Он сел на кровати. Обрывки сна еще кружились в сознании: лиловое поле, ощущение полета. И главное – желание. Желание вернуться туда. В тот покой. В то забвение.
И тогда мысль ошеломила его своей простой и ясной жестокостью. Он хотел забыть. Не просто абстрактно «избавиться от боли». А конкретно – забыть ее.
Жену. Которая ушла. Которая изменила ему. Не с тем, чтобы найти что-то лучшее, а с первым встречным, просто чтобы доказать себе, что она еще жива. Ее предательство было не ударом ножа в спину, а плевком в душу. Оно не ранило, оно унижало. Оно говорило ему, что он настолько ничто, что даже измена ему – не поступок, а просто жест, незначительный и бытовой.
Он встал, подошел к столу, заваленному дневниками и отчетами. Его движения были спокойными, целеустремленными. Прежняя тревога, метания, страх – все это осталось в прошлой жизни, в том человеке, который плохо спал.
Теперь он знал, что делать. Он будет читать. Не просто поглощать чужие истории. Он будет учиться. Он будет искать в этих исповедях ключ. Рецепт. Методику.
Как они забывали? Как стирали из памяти лица, голоса, боль? Какие механизмы ломались в их сознании, даря желанную амнезию? Он найдет это. Он изучит каждый случай, каждую историю распада, как студент-медик штудирует учебник по анатомии.
Он откроет тетрадь пациента, который забыл собственное имя. Прочтет протоколы о женщине, которая после шока перестала узнавать своих детей. Он будет впитывать их опыт, их боль, их рецепт забвения.
Он больше не боялся архива. Он видел в нем теперь не склеп с призраками, а библиотеку спасения. А эти дневники – не крики о помощи, а руководства по эксплуатации. Инструкции по стиранию самого себя.
И он был самым прилежным учеником. Потому что у него была цель. Самая важная цель в жизни.
Забыть.
Глава 6
«…Пациентка К. сегодня на сеансе плакала. Плакала о матери, которую потеряла в десять лет. Это хороший знак. Мы докопались до корня. Завтра начнем процедуру "Очищения". Нужно, чтобы она выплакала все слезы. Чтобы воспоминание стало плоским, как фотография, лишенной эмоциональной составляющей. Тогда его можно будет изъять…»
Сон накатил внезапно, без мягких переходов в дрему. Он стоял в комнате.
Но это была не его комната.
Белые, закругленные стены, лишенные углов. Матовый, равномерно светящийся потолок. Пол такой же белый, мягкий, поглощающий шаги. В воздухе пахло озоном и стерильной чистотой. Белая комната. Из протоколов Волгина.

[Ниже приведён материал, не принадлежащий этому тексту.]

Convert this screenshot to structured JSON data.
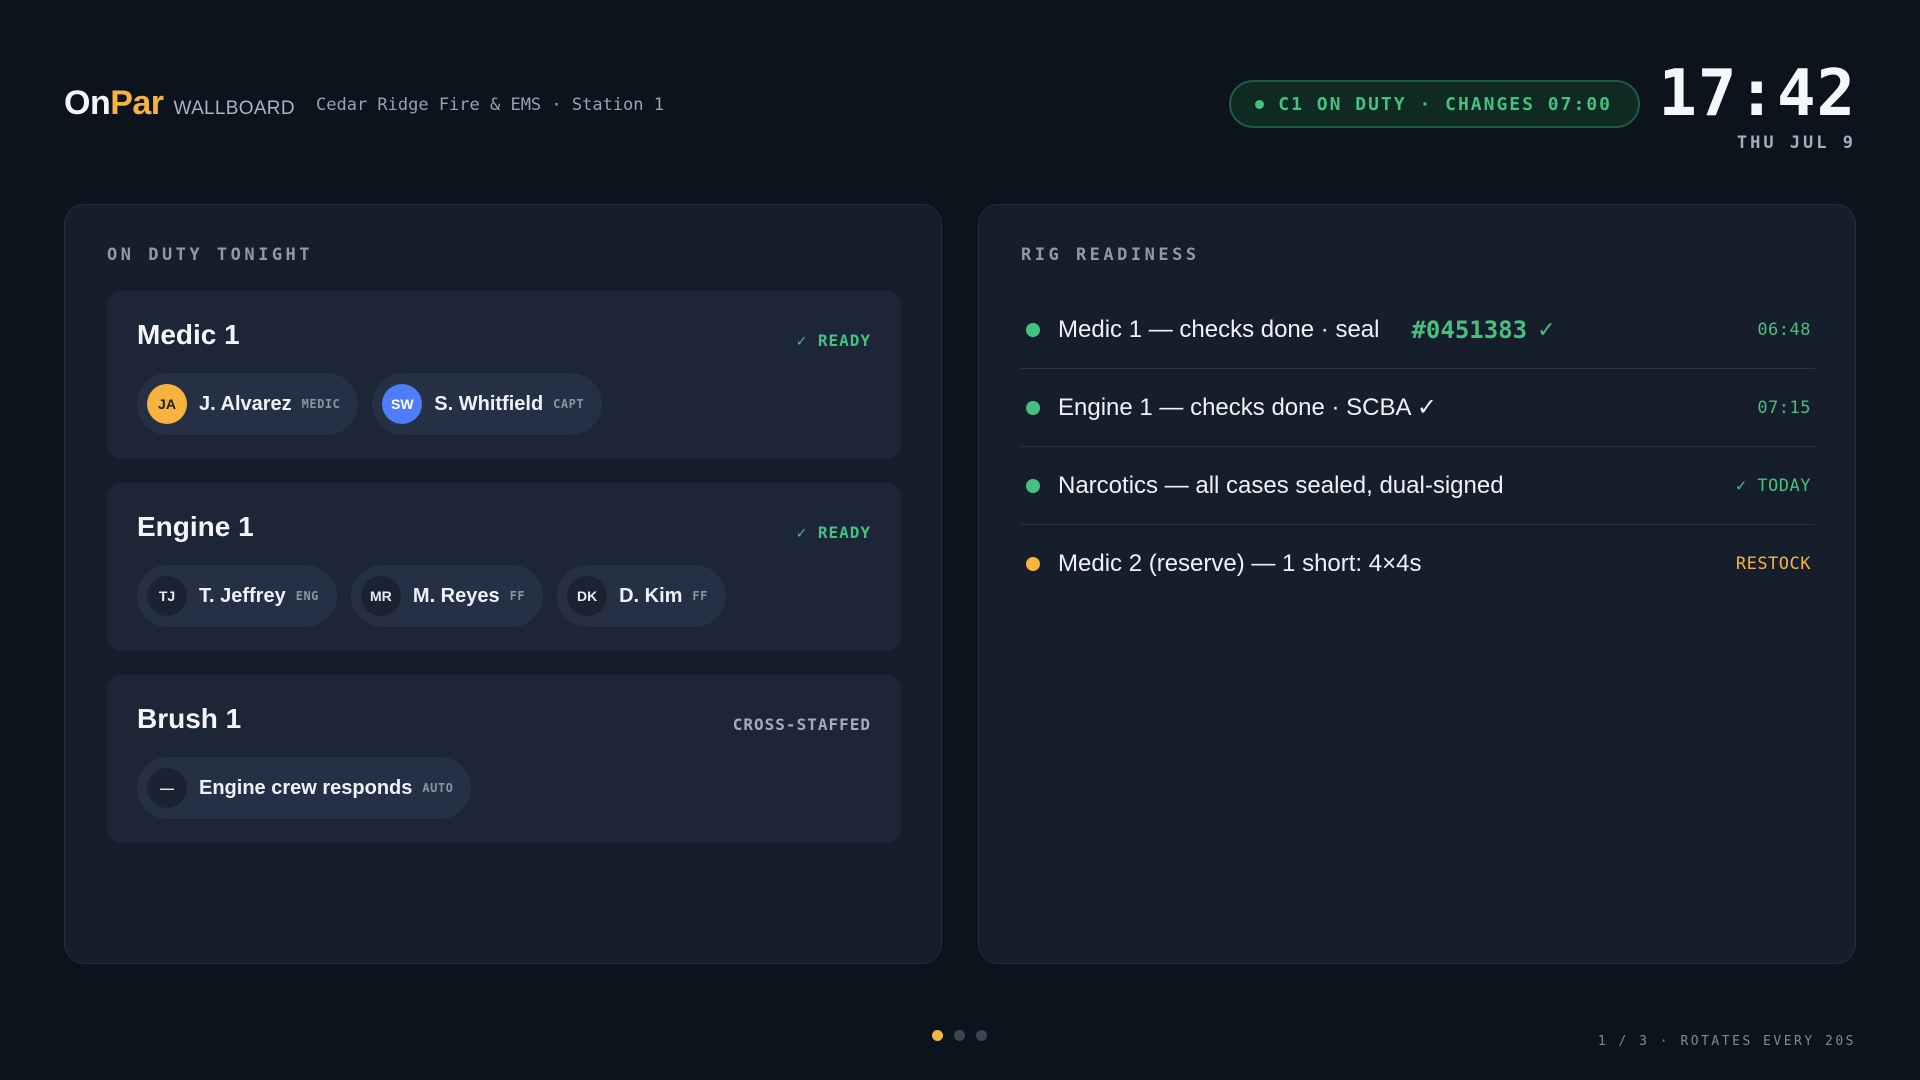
{
  "header": {
    "brand_on": "On",
    "brand_par": "Par",
    "brand_suffix": "WALLBOARD",
    "station": "Cedar Ridge Fire & EMS · Station 1",
    "duty_status": "C1 ON DUTY · CHANGES 07:00",
    "clock": "17:42",
    "date": "THU JUL 9"
  },
  "on_duty": {
    "title": "ON DUTY TONIGHT",
    "units": [
      {
        "name": "Medic 1",
        "status": "✓ READY",
        "crew": [
          {
            "initials": "JA",
            "name": "J. Alvarez",
            "role": "MEDIC"
          },
          {
            "initials": "SW",
            "name": "S. Whitfield",
            "role": "CAPT"
          }
        ]
      },
      {
        "name": "Engine 1",
        "status": "✓ READY",
        "crew": [
          {
            "initials": "TJ",
            "name": "T. Jeffrey",
            "role": "ENG"
          },
          {
            "initials": "MR",
            "name": "M. Reyes",
            "role": "FF"
          },
          {
            "initials": "DK",
            "name": "D. Kim",
            "role": "FF"
          }
        ]
      },
      {
        "name": "Brush 1",
        "status": "CROSS-STAFFED",
        "crew": [
          {
            "initials": "—",
            "name": "Engine crew responds",
            "role": "AUTO"
          }
        ]
      }
    ]
  },
  "rig_readiness": {
    "title": "RIG READINESS",
    "items": [
      {
        "text": "Medic 1 — checks done · seal",
        "seal": "#0451383",
        "seal_check": "✓",
        "meta": "06:48",
        "state": "ok"
      },
      {
        "text": "Engine 1 — checks done · SCBA ✓",
        "meta": "07:15",
        "state": "ok"
      },
      {
        "text": "Narcotics — all cases sealed, dual-signed",
        "meta": "✓ TODAY",
        "state": "ok"
      },
      {
        "text": "Medic 2 (reserve) — 1 short: 4×4s",
        "meta": "RESTOCK",
        "state": "warn"
      }
    ]
  },
  "footer": {
    "page_count": 3,
    "active_page": 1,
    "rotation": "1 / 3 · ROTATES EVERY 20S"
  },
  "colors": {
    "accent": "#f4b43f",
    "ok": "#45c07e",
    "background": "#0d131d",
    "panel": "#161e2b"
  }
}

На нем был не его поношенный домашний костюм, а длинный белый халат из плотной ткани. На груди карман, откуда торчали стержень для ручки и угломер. В руках он держал алюминиевый планшет с закрепленными на нем листами бумаги.
Он поднес руку к лицу. На переносице сидели очки в тонкой металлической оправе, которых у него не было. Он почувствовал их вес, холод металла на коже.

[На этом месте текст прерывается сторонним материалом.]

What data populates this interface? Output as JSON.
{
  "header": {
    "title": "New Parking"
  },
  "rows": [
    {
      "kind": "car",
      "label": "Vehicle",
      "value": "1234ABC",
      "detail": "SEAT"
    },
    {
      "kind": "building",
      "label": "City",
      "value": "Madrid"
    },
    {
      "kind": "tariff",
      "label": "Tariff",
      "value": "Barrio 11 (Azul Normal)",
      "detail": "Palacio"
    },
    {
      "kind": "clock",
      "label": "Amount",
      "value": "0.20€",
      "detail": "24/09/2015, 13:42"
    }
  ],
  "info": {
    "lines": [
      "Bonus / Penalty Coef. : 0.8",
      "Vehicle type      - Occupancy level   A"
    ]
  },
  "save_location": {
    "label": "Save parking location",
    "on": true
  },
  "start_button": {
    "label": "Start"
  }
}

С другого конца комнаты на него смотрели. Сидя на единственном предмете мебели – низком табурете в центре – была она. Пациентка К. Из протокола. Худая, почти девочка, с бледным, заплаканным лицом и огромными глазами, в которых застыл немой ужас. На ней было просторное платье из серой больничной ткани.

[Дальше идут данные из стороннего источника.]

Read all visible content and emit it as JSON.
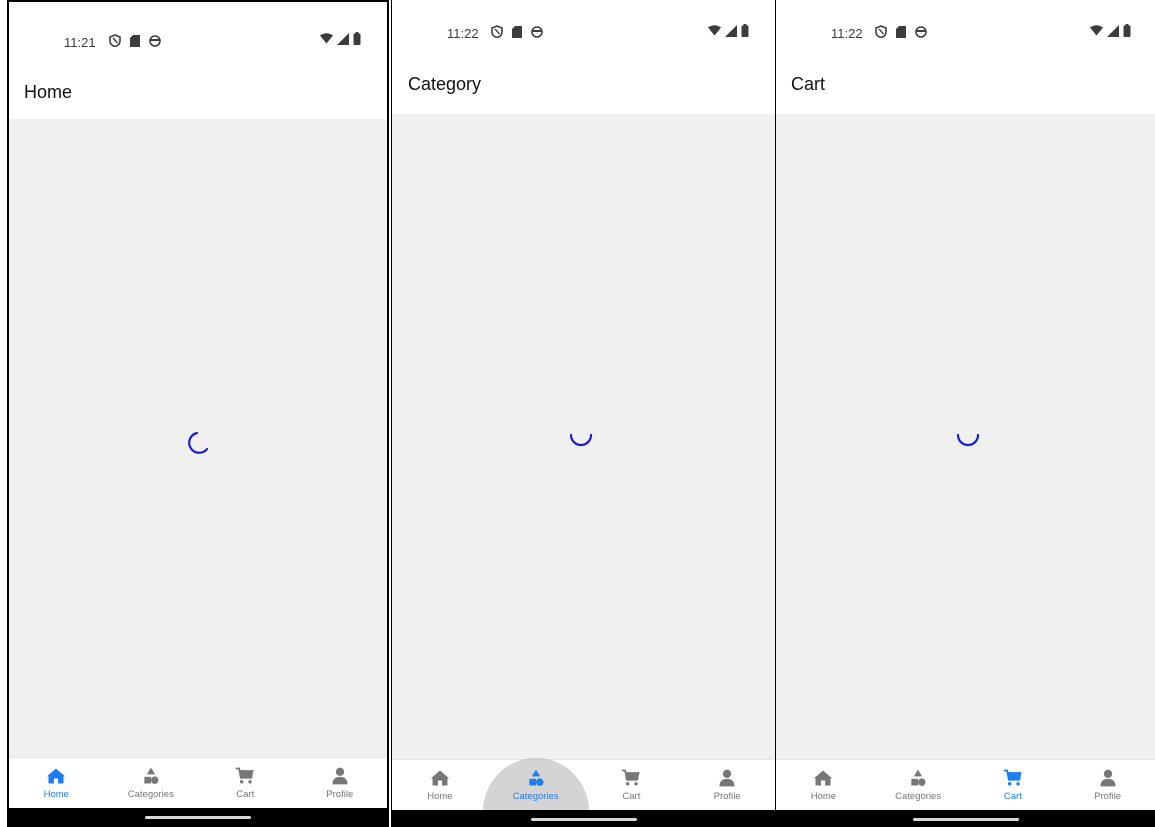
{
  "colors": {
    "accent": "#1e7cf2",
    "inactive": "#777777",
    "spinner": "#1a1adb",
    "background": "#f0f0f0"
  },
  "screens": [
    {
      "status": {
        "time": "11:21"
      },
      "header": {
        "title": "Home"
      },
      "tabs": [
        {
          "label": "Home",
          "icon": "home-icon",
          "active": true
        },
        {
          "label": "Categories",
          "icon": "shapes-icon",
          "active": false
        },
        {
          "label": "Cart",
          "icon": "cart-icon",
          "active": false
        },
        {
          "label": "Profile",
          "icon": "user-icon",
          "active": false
        }
      ]
    },
    {
      "status": {
        "time": "11:22"
      },
      "header": {
        "title": "Category"
      },
      "tabs": [
        {
          "label": "Home",
          "icon": "home-icon",
          "active": false
        },
        {
          "label": "Categories",
          "icon": "shapes-icon",
          "active": true
        },
        {
          "label": "Cart",
          "icon": "cart-icon",
          "active": false
        },
        {
          "label": "Profile",
          "icon": "user-icon",
          "active": false
        }
      ]
    },
    {
      "status": {
        "time": "11:22"
      },
      "header": {
        "title": "Cart"
      },
      "tabs": [
        {
          "label": "Home",
          "icon": "home-icon",
          "active": false
        },
        {
          "label": "Categories",
          "icon": "shapes-icon",
          "active": false
        },
        {
          "label": "Cart",
          "icon": "cart-icon",
          "active": true
        },
        {
          "label": "Profile",
          "icon": "user-icon",
          "active": false
        }
      ]
    }
  ]
}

Его ноги сами понесли его к ней. Шаги были уверенными, твердыми. Он ощущал власть в каждом движении. Власть и леденящее спокойствие.
– Ну что, продолжим? – прозвучал его голос, но он был чужим. Низким, бархатным, обволакивающим. Голосом человека, который не сомневается в своем праве задавать вопросы.
Девушка молча сглотнула, лишь сильнее вцепившись пальцами в край табурета.
Он посмотрел на планшет. Его почерк, знакомый до боли, выводил: «Сеанс 12. Прогресс есть. Плачет. Нужно углубиться.»